I never read "i" as "quality" (or "x" come to that), just a cheap marketing trick that some companies do when they can't think of a better name.
 

ubuysa

The BSOD Doctor
Today's ARM-based tablets are a rebadging of the evolution of mobile devices like smartphones and media players that have been improving over the last 10-15 years, such devices have now become powerful compared to desktop computers or laptops of a few years ago. Never mind a big 10" ipad - even my old 3.2" Nokia 5800 had as much storage as my first x86 PC, and that was my old smartphone from a few years ago that's long been replaced. This is thanks to companies like Sandisk, who recently unveiled 128GB microSDs (I remember 10 years ago, someone showing a larger compact flash card, and we were marvelling at how such a small thing could hold 64 *MB* - now I store my entire music collection in something the size of a little fingernail).

I don't see that future computers will require more power, for most people things have been moving towards lower power CPU and GPUs. Complete system-on-chips will probably be much more common. Though it's possible that dedicated gamer graphics cards may continue to suck more power. It would seem rather depressing though if in 10 years' time, every other component of a computer can be fast, low power, and tiny, but we still need a massive power-hungry dedicated graphics card for the latest high end games...

Quantum computers aren't a replacement as such - they can solve certain problems that would take classical computers a long time to do, but aren't of any help for other things.

I never read "i" as "quality" (or "x" come to that), just a cheap marketing trick that some companies do when they can't think of a better name.

Interesting comments, but your scenario supposes consumer-led development and that's not really what we've been seeing over the last 10 years. Apple in particular have made their name developing products and then convincing the masses that they need one, iPhone, iPod and iPad come to mind. None of those products were created because of a need, the need was generated by the products.

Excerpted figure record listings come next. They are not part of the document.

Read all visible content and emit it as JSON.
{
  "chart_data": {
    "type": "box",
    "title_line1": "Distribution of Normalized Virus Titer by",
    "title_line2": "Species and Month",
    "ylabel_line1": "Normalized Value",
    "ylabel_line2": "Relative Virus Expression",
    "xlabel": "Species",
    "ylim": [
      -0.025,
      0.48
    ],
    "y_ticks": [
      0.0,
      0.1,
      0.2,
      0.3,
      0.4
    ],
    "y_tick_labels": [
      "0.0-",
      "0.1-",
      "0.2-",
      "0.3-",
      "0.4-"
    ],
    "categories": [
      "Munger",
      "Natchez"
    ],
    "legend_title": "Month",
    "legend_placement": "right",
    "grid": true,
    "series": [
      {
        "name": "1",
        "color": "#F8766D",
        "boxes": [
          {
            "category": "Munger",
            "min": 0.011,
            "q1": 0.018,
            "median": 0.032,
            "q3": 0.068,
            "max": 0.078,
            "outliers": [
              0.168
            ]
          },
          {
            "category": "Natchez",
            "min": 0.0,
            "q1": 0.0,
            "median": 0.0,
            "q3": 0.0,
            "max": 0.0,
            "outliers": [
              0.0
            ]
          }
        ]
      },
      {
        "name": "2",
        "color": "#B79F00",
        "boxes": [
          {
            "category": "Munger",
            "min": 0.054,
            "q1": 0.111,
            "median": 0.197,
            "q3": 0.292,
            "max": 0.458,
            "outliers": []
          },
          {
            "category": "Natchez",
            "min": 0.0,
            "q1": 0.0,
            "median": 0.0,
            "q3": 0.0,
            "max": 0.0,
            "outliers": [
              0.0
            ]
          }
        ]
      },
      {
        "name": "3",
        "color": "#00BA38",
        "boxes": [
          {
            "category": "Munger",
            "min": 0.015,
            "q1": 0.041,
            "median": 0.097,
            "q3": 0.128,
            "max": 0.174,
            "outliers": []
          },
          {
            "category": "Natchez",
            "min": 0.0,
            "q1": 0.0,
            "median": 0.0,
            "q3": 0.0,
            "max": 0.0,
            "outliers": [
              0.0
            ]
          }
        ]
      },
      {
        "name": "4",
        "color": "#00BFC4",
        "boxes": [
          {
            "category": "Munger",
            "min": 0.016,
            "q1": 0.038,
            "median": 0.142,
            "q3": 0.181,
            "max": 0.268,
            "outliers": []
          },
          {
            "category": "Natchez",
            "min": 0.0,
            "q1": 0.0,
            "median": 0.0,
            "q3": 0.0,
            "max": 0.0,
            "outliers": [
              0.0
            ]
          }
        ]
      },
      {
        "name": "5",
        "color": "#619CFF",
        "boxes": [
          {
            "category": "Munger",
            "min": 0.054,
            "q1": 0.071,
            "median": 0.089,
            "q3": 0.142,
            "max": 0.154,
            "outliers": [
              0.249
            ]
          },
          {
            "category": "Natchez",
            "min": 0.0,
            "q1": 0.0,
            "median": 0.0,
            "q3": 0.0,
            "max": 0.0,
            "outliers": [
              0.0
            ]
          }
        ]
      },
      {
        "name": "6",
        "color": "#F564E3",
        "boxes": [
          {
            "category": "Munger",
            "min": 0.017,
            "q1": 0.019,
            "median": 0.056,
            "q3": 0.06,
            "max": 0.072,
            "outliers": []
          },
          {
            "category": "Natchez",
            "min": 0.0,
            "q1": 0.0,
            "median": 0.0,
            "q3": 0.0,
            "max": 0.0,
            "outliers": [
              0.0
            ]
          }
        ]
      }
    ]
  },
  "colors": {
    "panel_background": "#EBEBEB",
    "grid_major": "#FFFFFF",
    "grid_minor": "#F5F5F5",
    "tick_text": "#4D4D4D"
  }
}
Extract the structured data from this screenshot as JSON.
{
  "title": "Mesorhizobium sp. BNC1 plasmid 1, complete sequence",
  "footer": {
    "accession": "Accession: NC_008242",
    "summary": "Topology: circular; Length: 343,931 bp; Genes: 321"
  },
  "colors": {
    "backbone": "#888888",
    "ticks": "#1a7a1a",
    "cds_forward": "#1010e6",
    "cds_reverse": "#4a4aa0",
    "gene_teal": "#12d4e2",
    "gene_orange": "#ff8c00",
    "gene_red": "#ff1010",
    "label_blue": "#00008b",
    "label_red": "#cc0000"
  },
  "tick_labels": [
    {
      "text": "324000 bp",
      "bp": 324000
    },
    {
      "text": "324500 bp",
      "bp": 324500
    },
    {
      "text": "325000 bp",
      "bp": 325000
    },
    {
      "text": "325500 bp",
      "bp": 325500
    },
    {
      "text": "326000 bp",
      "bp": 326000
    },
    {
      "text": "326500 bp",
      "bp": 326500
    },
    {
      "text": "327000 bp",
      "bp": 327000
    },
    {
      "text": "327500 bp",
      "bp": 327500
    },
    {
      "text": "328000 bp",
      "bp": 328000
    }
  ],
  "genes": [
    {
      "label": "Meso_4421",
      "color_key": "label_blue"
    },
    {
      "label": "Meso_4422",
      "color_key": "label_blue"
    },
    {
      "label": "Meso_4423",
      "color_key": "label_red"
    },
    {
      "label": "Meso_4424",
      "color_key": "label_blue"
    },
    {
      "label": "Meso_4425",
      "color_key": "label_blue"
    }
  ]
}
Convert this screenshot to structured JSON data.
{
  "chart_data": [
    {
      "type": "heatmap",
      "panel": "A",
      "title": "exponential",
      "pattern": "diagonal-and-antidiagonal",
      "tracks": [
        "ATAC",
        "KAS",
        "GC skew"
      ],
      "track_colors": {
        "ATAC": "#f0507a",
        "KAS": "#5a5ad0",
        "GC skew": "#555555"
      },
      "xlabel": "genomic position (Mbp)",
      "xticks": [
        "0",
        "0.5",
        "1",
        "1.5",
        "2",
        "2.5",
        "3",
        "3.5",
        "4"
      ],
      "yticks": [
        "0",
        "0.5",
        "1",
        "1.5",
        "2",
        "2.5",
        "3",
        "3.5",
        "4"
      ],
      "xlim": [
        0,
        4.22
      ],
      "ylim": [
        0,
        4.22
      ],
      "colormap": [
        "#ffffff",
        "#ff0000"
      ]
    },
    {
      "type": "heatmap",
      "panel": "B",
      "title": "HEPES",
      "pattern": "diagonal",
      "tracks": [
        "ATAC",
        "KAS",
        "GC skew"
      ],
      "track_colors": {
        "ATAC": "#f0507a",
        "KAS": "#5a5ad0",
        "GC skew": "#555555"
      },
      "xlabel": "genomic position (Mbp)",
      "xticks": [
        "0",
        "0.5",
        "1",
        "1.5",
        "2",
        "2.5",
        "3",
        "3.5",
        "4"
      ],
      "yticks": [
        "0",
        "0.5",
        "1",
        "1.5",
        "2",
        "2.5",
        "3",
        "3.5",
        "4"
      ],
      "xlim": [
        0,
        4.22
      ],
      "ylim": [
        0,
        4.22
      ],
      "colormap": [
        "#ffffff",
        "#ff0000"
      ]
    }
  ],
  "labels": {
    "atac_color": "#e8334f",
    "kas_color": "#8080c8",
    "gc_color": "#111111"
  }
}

So whilst I think your thoughts on "system-on-chip" is probably fairly reasonable I think we'll continue to be led by manufacturers creating products we didn't know we needed and then marketing them in such a way that everyone wants one. Apple in particular know how important peer pressure is as a marketing tool. So I don't necessarily see the future unfolding as a logical extension of where we are now, sensible though that might be. The future is not what we think we might want but what the manufacturers want us to want. That's a whole different kettle of fish.

:)
 

mantadog

Superhero Level Poster
I think we'll continue to be led by manufacturers creating products we didn't know we needed and then marketing them in such a way that everyone wants one

This hits the nail square on the head. People might broadly choose they like a certain type of device over another, but the must have thing will be invented by a corporation looking to make a profit.